Extravergine, ci sei o ci fai? All’aquila la lezione di D’Alessio su come riconoscere un buon evo
di Giorgia Roca
L’AQUILA – Il fruttato, l’amaro e il piccante. Sono i tre elementi, veri e propri pregi, di cui deve caratterizzarsi un olio extravergine di oliva. E ciò spiega come mai sia l’unico prodotto ad avere una normativa molto severa sugli aspetti sensoriali, e vi sia la presenza riconosciuta di un comitato d’assaggio, composto da 8-12 professionisti e un capo panel che valutano la conformità sensoriale dell’olio.
Tra un interrogativo esplicito e uno retorico – “Extravergine, ci sei o ci fai?”, tema di un incontro ieri all’Aquila – il mondo dell’olio apre a tematiche e argomentazioni importanti e complesse.
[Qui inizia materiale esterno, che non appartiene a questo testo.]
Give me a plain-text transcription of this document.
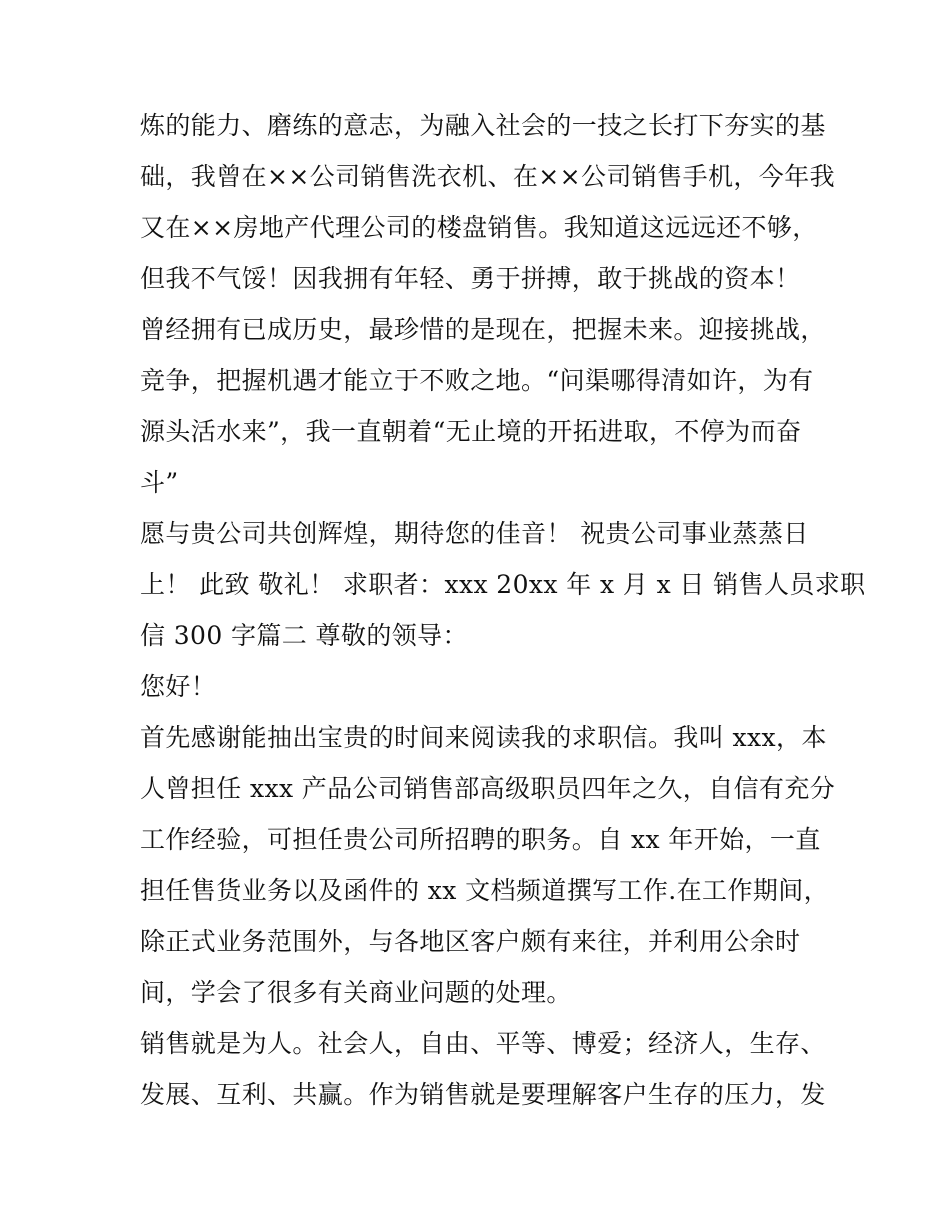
炼的能力、磨练的意志，为融入社会的一技之长打下夯实的基
础，我曾在××公司销售洗衣机、在××公司销售手机，今年我
又在××房地产代理公司的楼盘销售。我知道这远远还不够，
但我不气馁！因我拥有年轻、勇于拼搏，敢于挑战的资本！
曾经拥有已成历史，最珍惜的是现在，把握未来。迎接挑战，
竞争，把握机遇才能立于不败之地。“问渠哪得清如许，为有
源头活水来”，我一直朝着“无止境的开拓进取，不停为而奋
斗”
愿与贵公司共创辉煌，期待您的佳音！ 祝贵公司事业蒸蒸日
上！ 此致 敬礼！ 求职者：xxx 20xx 年 x 月 x 日 销售人员求职
信 300 字篇二 尊敬的领导：
您好！
首先感谢能抽出宝贵的时间来阅读我的求职信。我叫 xxx，本
人曾担任 xxx 产品公司销售部高级职员四年之久，自信有充分
工作经验，可担任贵公司所招聘的职务。自 xx 年开始，一直
担任售货业务以及函件的 xx 文档频道撰写工作.在工作期间，
除正式业务范围外，与各地区客户颇有来往，并利用公余时
间，学会了很多有关商业问题的处理。
销售就是为人。社会人，自由、平等、博爱；经济人，生存、
发展、互利、共赢。作为销售就是要理解客户生存的压力，发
Dalla evoluzione dei sistemi di lavorazione all’aspettativa alta che crea il termine stesso di extravergine, dalle proprietà nutritive e salutari riconosciute in campo medico ai dati statistici di produzione, l’iniziativa ha cercato di dare dei punti di riferimento al grande pubblico per sapersi orientare e riconoscere un olio di qualità.
L’esperto Domenico D’Alessio, agronomo, giudice sensoriale e docente, ha chiarito l’importanza del supporto tecnologico nell’ambito produttivo: infatti, la ricerca e l’evoluzione consentono di avere una lavorazione migliore e quindi un prodotto finale con una qualità più elevata, rispetto a quanto avveniva seguendo metodi tradizionali.
Ha confermato, inoltre, che seppur la Spagna mantenga il primato produttivo, il primo paese consumatore è l’Italia; così come il 3% della produzione nazionale spetta all’Abruzzo, che segue la Puglia, come si potrebbe facilmente immaginare.
Tuttavia, l’olio di oliva costituisce una nicchia pari appena al 3% su 250 milioni di tonnellate prodotte al mondo rispetto a quelli vegetali, e l’Italia è rappresentativa per numero di riconoscimenti d’origine della produzione con le sue 42 Dop e 8 Igp.
Riduttivo, peraltro, considerarlo un semplice ingrediente quando lo si ritrova nei primi posti della piramide alimentare mediterranea quale alimento da consumare quotidianamente in certi limiti.
Così, è pacifico per la medicina che aiuti a prevenire malattie e promuovere la salute umana perché – ha proseguito D’Alessio – oltre ad essere composto dalla parte grassa, ne ha un’altra costituita da classi chimiche particolati, come i polifenoli che schermano i radicali liberi, oggetto dell’attenzione della ricerca medica, e molecole importanti come gli steroli, lo squalene, la vitamina E, e i biofenoli, oltre ad omega 3 ed omega 6.
Interessante come da alcuni fenoli esclusivi dell’olio d’oliva (secoiridoidi) derivi una molecola (oleocantale) con azione antinfiammatoria, che dona la tipica sensazione di pizzicore alla gola, e antiossidante.
Insomma, per essere sicuri di nutrirsi con un buon olio è importante che sull’etichetta sia riportata la dicitura “superiore” e che abbia una buona concentrazione di polifenoli, e questo dipenderà dalla varietà stessa e dalla tipologia estrattiva.
L’incontro di ieri, partecipatissimo, faceva parte dei Mercoledì della cultura, rassegna di divulgazione scientifica organizzata dall’Università dell’Aquila giunta alla 23esima stagione ed è stato organizzato insieme alla As.c.o.e., associazione nata nel 2008 dal gruppo di assaggiatori di olio di alta qualità di Pisa.